Pada paruh kedua musim 2017/18, Christian Pulisic sering dibekap cedera. Dan begitulah Sancho secara perlahan menemukan kesempatannya untuk tampil reguler di Dortmund. Ketika Dortmund menang 4-0 atas Bayer Leverkusen pada April 2018, Sancho mencetak satu gol dan dua assist.
ADVERTISEMENT
Schmelzer, Sancho, Witsel dan Hakimi rayakan kemenangan pertama Dortmund di Liga Champions musim ini. Foto: REUTERS/Francois Lenoir
Setelah laga itu, nama Sancho kian populer berkat konsistensi penampilannya di atas lapangan. Atribut terkuat Sancho adalah dribel, namun dia tak hanya melakukan dribel hanya ingin terlihat keren seperti yang berada dalam benak penyerang muda Inggris kebanyakan.
Di kepalanya, dribel merupakan cara untuk menyulap build-up serangan timnya untuk menjadi ancaman yang berbahaya. Selain dribel, Sancho juga panda melepas umpan dan memiliki kemampuan tembakan yang oke. Menariknya, dia selalu tahu kapan harus melakukan salah satu di antaranya.

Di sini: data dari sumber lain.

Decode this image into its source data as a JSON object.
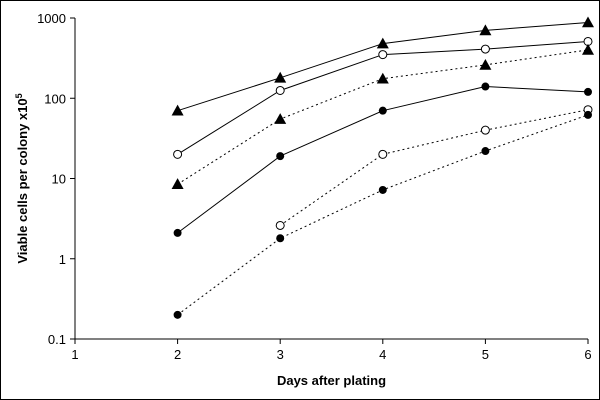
{
  "chart_data": {
    "type": "line",
    "title": "",
    "xlabel": "Days after plating",
    "ylabel": "Viable cells per colony x10",
    "ylabel_superscript": "5",
    "xlim": [
      1,
      6
    ],
    "ylim": [
      0.1,
      1000
    ],
    "y_scale": "log",
    "x_ticks": [
      "1",
      "2",
      "3",
      "4",
      "5",
      "6"
    ],
    "y_ticks": [
      "0.1",
      "1",
      "10",
      "100",
      "1000"
    ],
    "grid": false,
    "legend": "none",
    "series": [
      {
        "marker": "triangle",
        "line": "solid",
        "x": [
          2,
          3,
          4,
          5,
          6
        ],
        "values": [
          70,
          180,
          480,
          700,
          880
        ]
      },
      {
        "marker": "open-circle",
        "line": "solid",
        "x": [
          2,
          3,
          4,
          5,
          6
        ],
        "values": [
          20,
          125,
          350,
          410,
          510
        ]
      },
      {
        "marker": "triangle",
        "line": "dotted",
        "x": [
          2,
          3,
          4,
          5,
          6
        ],
        "values": [
          8.5,
          55,
          175,
          260,
          400
        ]
      },
      {
        "marker": "filled-circle",
        "line": "solid",
        "x": [
          2,
          3,
          4,
          5,
          6
        ],
        "values": [
          2.1,
          19,
          70,
          140,
          120
        ]
      },
      {
        "marker": "open-circle",
        "line": "dotted",
        "x": [
          3,
          4,
          5,
          6
        ],
        "values": [
          2.6,
          20,
          40,
          72
        ]
      },
      {
        "marker": "filled-circle",
        "line": "dotted",
        "x": [
          2,
          3,
          4,
          5,
          6
        ],
        "values": [
          0.2,
          1.8,
          7.2,
          22,
          62
        ]
      }
    ]
  }
}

Musim ini, Sancho memecahkan sejarah menjadi pemain termuda yang mampu mencetak 8 gol atau lebih di satu musim Bundesliga. Kontribusi assist-nya, sebagaimana disebutkan di awal, juga tak dapat dipandang sepele. Sancho menjelma menjadi figur penting bagi Dortmund.
ADVERTISEMENT
***
Dua hari setelah menjalani sesi tanya jawab dengan para pewarta, kejadian konyol menimpa Sancho. Ketika telah sampai di bandara untuk pergi ke London bersama rekan-rekannya di Dortmund, dia baru sadar paspornya tertinggal.
Alhasil, dia pun perlu kembali ke rumahnya di Jerman sebelum melakukan perjalanan kembali ke bandara. Namun, karena telah menjadi figur penting bagi Dortmund, perkara Sancho ketinggalan paspor pun tak dilebih-lebihkan manajemen.

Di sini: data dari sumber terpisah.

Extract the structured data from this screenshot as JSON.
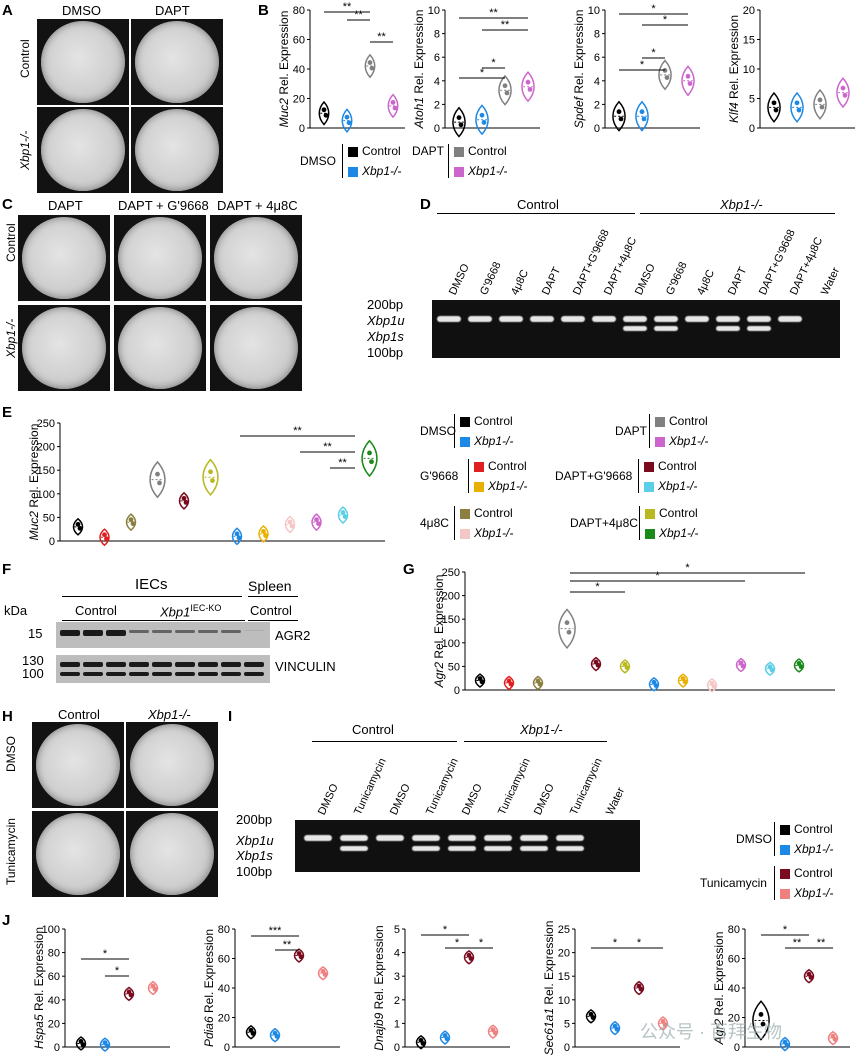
{
  "panels": {
    "A": "A",
    "B": "B",
    "C": "C",
    "D": "D",
    "E": "E",
    "F": "F",
    "G": "G",
    "H": "H",
    "I": "I",
    "J": "J"
  },
  "A": {
    "cols": [
      "DMSO",
      "DAPT"
    ],
    "rows": [
      "Control",
      "Xbp1-/-"
    ]
  },
  "C": {
    "cols": [
      "DAPT",
      "DAPT + G'9668",
      "DAPT + 4μ8C"
    ],
    "rows": [
      "Control",
      "Xbp1-/-"
    ]
  },
  "H": {
    "cols": [
      "Control",
      "Xbp1-/-"
    ],
    "rows": [
      "DMSO",
      "Tunicamycin"
    ]
  },
  "colors": {
    "dmso_control": "#000000",
    "dmso_xbp1": "#1e88e5",
    "dapt_control": "#808080",
    "dapt_xbp1": "#cc66cc",
    "g9668_control": "#e02020",
    "g9668_xbp1": "#e8b000",
    "u48c_control": "#8b8040",
    "u48c_xbp1": "#f5c6c6",
    "daptg_control": "#7a0a1e",
    "daptg_xbp1": "#5ccfe6",
    "dapt48_control": "#b8b820",
    "dapt48_xbp1": "#1a8a1a",
    "tuni_control": "#7a0a1e",
    "tuni_xbp1": "#f08080"
  },
  "B": {
    "legend": {
      "g1": "DMSO",
      "g2": "DAPT",
      "control": "Control",
      "xbp1": "Xbp1-/-"
    },
    "charts": [
      {
        "gene": "Muc2",
        "ylabel": "Rel. Expression",
        "yticks": [
          "0",
          "20",
          "40",
          "60",
          "80"
        ],
        "sig": [
          "**",
          "**",
          "**"
        ]
      },
      {
        "gene": "Atoh1",
        "ylabel": "Rel. Expression",
        "yticks": [
          "0",
          "2",
          "4",
          "6",
          "8",
          "10"
        ],
        "sig": [
          "*",
          "*",
          "**",
          "**"
        ]
      },
      {
        "gene": "Spdef",
        "ylabel": "Rel. Expression",
        "yticks": [
          "0",
          "2",
          "4",
          "6",
          "8",
          "10"
        ],
        "sig": [
          "*",
          "*",
          "*",
          "*"
        ]
      },
      {
        "gene": "Klf4",
        "ylabel": "Rel. Expression",
        "yticks": [
          "0",
          "5",
          "10",
          "15",
          "20"
        ],
        "sig": []
      }
    ]
  },
  "D": {
    "groups": [
      "Control",
      "Xbp1-/-"
    ],
    "lanes": [
      "DMSO",
      "G'9668",
      "4μ8C",
      "DAPT",
      "DAPT+G'9668",
      "DAPT+4μ8C",
      "DMSO",
      "G'9668",
      "4μ8C",
      "DAPT",
      "DAPT+G'9668",
      "DAPT+4μ8C",
      "Water"
    ],
    "markers": [
      "200bp",
      "Xbp1u",
      "Xbp1s",
      "100bp"
    ]
  },
  "E": {
    "gene": "Muc2",
    "ylabel": "Rel. Expression",
    "yticks": [
      "0",
      "50",
      "100",
      "150",
      "200",
      "250"
    ],
    "sig": [
      "**",
      "**",
      "**"
    ],
    "legend": [
      {
        "group": "DMSO",
        "items": [
          "Control",
          "Xbp1-/-"
        ]
      },
      {
        "group": "DAPT",
        "items": [
          "Control",
          "Xbp1-/-"
        ]
      },
      {
        "group": "G'9668",
        "items": [
          "Control",
          "Xbp1-/-"
        ]
      },
      {
        "group": "DAPT+G'9668",
        "items": [
          "Control",
          "Xbp1-/-"
        ]
      },
      {
        "group": "4μ8C",
        "items": [
          "Control",
          "Xbp1-/-"
        ]
      },
      {
        "group": "DAPT+4μ8C",
        "items": [
          "Control",
          "Xbp1-/-"
        ]
      }
    ]
  },
  "F": {
    "kda": "kDa",
    "mw": [
      "15",
      "130",
      "100"
    ],
    "groups": [
      "IECs",
      "Spleen"
    ],
    "sub": [
      "Control",
      "Xbp1",
      "IEC-KO",
      "Control"
    ],
    "proteins": [
      "AGR2",
      "VINCULIN"
    ]
  },
  "G": {
    "gene": "Agr2",
    "ylabel": "Rel. Expression",
    "yticks": [
      "0",
      "50",
      "100",
      "150",
      "200",
      "250"
    ],
    "sig": [
      "*",
      "*",
      "*"
    ]
  },
  "I": {
    "groups": [
      "Control",
      "Xbp1-/-"
    ],
    "lanes": [
      "DMSO",
      "Tunicamycin",
      "DMSO",
      "Tunicamycin",
      "DMSO",
      "Tunicamycin",
      "DMSO",
      "Tunicamycin",
      "Water"
    ],
    "markers": [
      "200bp",
      "Xbp1u",
      "Xbp1s",
      "100bp"
    ],
    "legend": {
      "g1": "DMSO",
      "g2": "Tunicamycin",
      "control": "Control",
      "xbp1": "Xbp1-/-"
    }
  },
  "J": {
    "charts": [
      {
        "gene": "Hspa5",
        "ylabel": "Rel. Expression",
        "yticks": [
          "0",
          "20",
          "40",
          "60",
          "80",
          "100"
        ],
        "sig": [
          "*",
          "*"
        ]
      },
      {
        "gene": "Pdia6",
        "ylabel": "Rel. Expression",
        "yticks": [
          "0",
          "20",
          "40",
          "60",
          "80"
        ],
        "sig": [
          "***",
          "**"
        ]
      },
      {
        "gene": "Dnajb9",
        "ylabel": "Rel. Expression",
        "yticks": [
          "0",
          "1",
          "2",
          "3",
          "4",
          "5"
        ],
        "sig": [
          "*",
          "*",
          "*"
        ]
      },
      {
        "gene": "Sec61a1",
        "ylabel": "Rel. Expression",
        "yticks": [
          "0",
          "5",
          "10",
          "15",
          "20",
          "25"
        ],
        "sig": [
          "*",
          "*"
        ]
      },
      {
        "gene": "Agr2",
        "ylabel": "Rel. Expression",
        "yticks": [
          "0",
          "20",
          "40",
          "60",
          "80"
        ],
        "sig": [
          "*",
          "**",
          "**"
        ]
      }
    ]
  },
  "watermark": "公众号 · 百拜生物",
  "chart_data": [
    {
      "type": "scatter",
      "title": "",
      "ylabel": "Muc2 Rel. Expression",
      "categories": [
        "DMSO Control",
        "DMSO Xbp1-/-",
        "DAPT Control",
        "DAPT Xbp1-/-"
      ],
      "values": [
        10,
        5,
        42,
        15
      ],
      "ylim": [
        0,
        80
      ]
    },
    {
      "type": "scatter",
      "title": "",
      "ylabel": "Atoh1 Rel. Expression",
      "categories": [
        "DMSO Control",
        "DMSO Xbp1-/-",
        "DAPT Control",
        "DAPT Xbp1-/-"
      ],
      "values": [
        0.5,
        0.7,
        3.2,
        3.5
      ],
      "ylim": [
        0,
        10
      ]
    },
    {
      "type": "scatter",
      "title": "",
      "ylabel": "Spdef Rel. Expression",
      "categories": [
        "DMSO Control",
        "DMSO Xbp1-/-",
        "DAPT Control",
        "DAPT Xbp1-/-"
      ],
      "values": [
        1,
        1,
        4.5,
        4
      ],
      "ylim": [
        0,
        10
      ]
    },
    {
      "type": "scatter",
      "title": "",
      "ylabel": "Klf4 Rel. Expression",
      "categories": [
        "DMSO Control",
        "DMSO Xbp1-/-",
        "DAPT Control",
        "DAPT Xbp1-/-"
      ],
      "values": [
        3.5,
        3.5,
        4,
        6
      ],
      "ylim": [
        0,
        20
      ]
    },
    {
      "type": "scatter",
      "title": "",
      "ylabel": "Muc2 Rel. Expression",
      "categories": [
        "DMSO C",
        "DMSO X",
        "G'9668 C",
        "G'9668 X",
        "4μ8C C",
        "4μ8C X",
        "DAPT C",
        "DAPT X",
        "DAPT+G'9668 C",
        "DAPT+G'9668 X",
        "DAPT+4μ8C C",
        "DAPT+4μ8C X"
      ],
      "values": [
        30,
        8,
        40,
        130,
        85,
        135,
        10,
        15,
        35,
        40,
        55,
        175
      ],
      "ylim": [
        0,
        250
      ]
    },
    {
      "type": "scatter",
      "title": "",
      "ylabel": "Agr2 Rel. Expression",
      "categories": [
        "DMSO C",
        "DMSO X",
        "G'9668 C",
        "G'9668 X",
        "4μ8C C",
        "4μ8C X",
        "DAPT C",
        "DAPT X",
        "DAPT+G'9668 C",
        "DAPT+G'9668 X",
        "DAPT+4μ8C C",
        "DAPT+4μ8C X"
      ],
      "values": [
        20,
        15,
        15,
        130,
        55,
        50,
        12,
        20,
        10,
        53,
        45,
        52
      ],
      "ylim": [
        0,
        250
      ]
    },
    {
      "type": "scatter",
      "ylabel": "Hspa5 Rel. Expression",
      "categories": [
        "DMSO C",
        "DMSO X",
        "Tuni C",
        "Tuni X"
      ],
      "values": [
        3,
        2,
        45,
        50
      ],
      "ylim": [
        0,
        100
      ]
    },
    {
      "type": "scatter",
      "ylabel": "Pdia6 Rel. Expression",
      "categories": [
        "DMSO C",
        "DMSO X",
        "Tuni C",
        "Tuni X"
      ],
      "values": [
        10,
        8,
        62,
        50
      ],
      "ylim": [
        0,
        80
      ]
    },
    {
      "type": "scatter",
      "ylabel": "Dnajb9 Rel. Expression",
      "categories": [
        "DMSO C",
        "DMSO X",
        "Tuni C",
        "Tuni X"
      ],
      "values": [
        0.2,
        0.4,
        3.8,
        0.65
      ],
      "ylim": [
        0,
        5
      ]
    },
    {
      "type": "scatter",
      "ylabel": "Sec61a1 Rel. Expression",
      "categories": [
        "DMSO C",
        "DMSO X",
        "Tuni C",
        "Tuni X"
      ],
      "values": [
        6.5,
        4,
        12.5,
        5
      ],
      "ylim": [
        0,
        25
      ]
    },
    {
      "type": "scatter",
      "ylabel": "Agr2 Rel. Expression",
      "categories": [
        "DMSO C",
        "DMSO X",
        "Tuni C",
        "Tuni X"
      ],
      "values": [
        18,
        2,
        48,
        6
      ],
      "ylim": [
        0,
        80
      ]
    }
  ]
}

Malah, Sancho difasilitasi betul supaya bisa segera masuk pesawat. Alhasil, penerbangan menjadi tertunda selama 20 menit. Tak salah jika Dortmund bertindak demikian. Apalagi, Die Borussen akan melawan Spurs tanpa empat pemain karena cedera.
Salah duanya adalah Marco Reus dan Paco Alcacer, yang kontribusi gol dan assist-nya sangat terasa untuk Dortmund pada musim ini. Dortmund sendiri tak memiliki pengganti sepadan untuk kedua pemain itu dalam skuatnya saat ini, sehingga kemungkinan besar mereka akan sangat bertumpu kepada Sancho.
ADVERTISEMENT
Berbekal kemampuan dan ketangguhan mental yang telah ditunjukkan selama musim ini, bisa saja Sancho menunjukkan kegemilangan di depan keluarganya sendiri di London.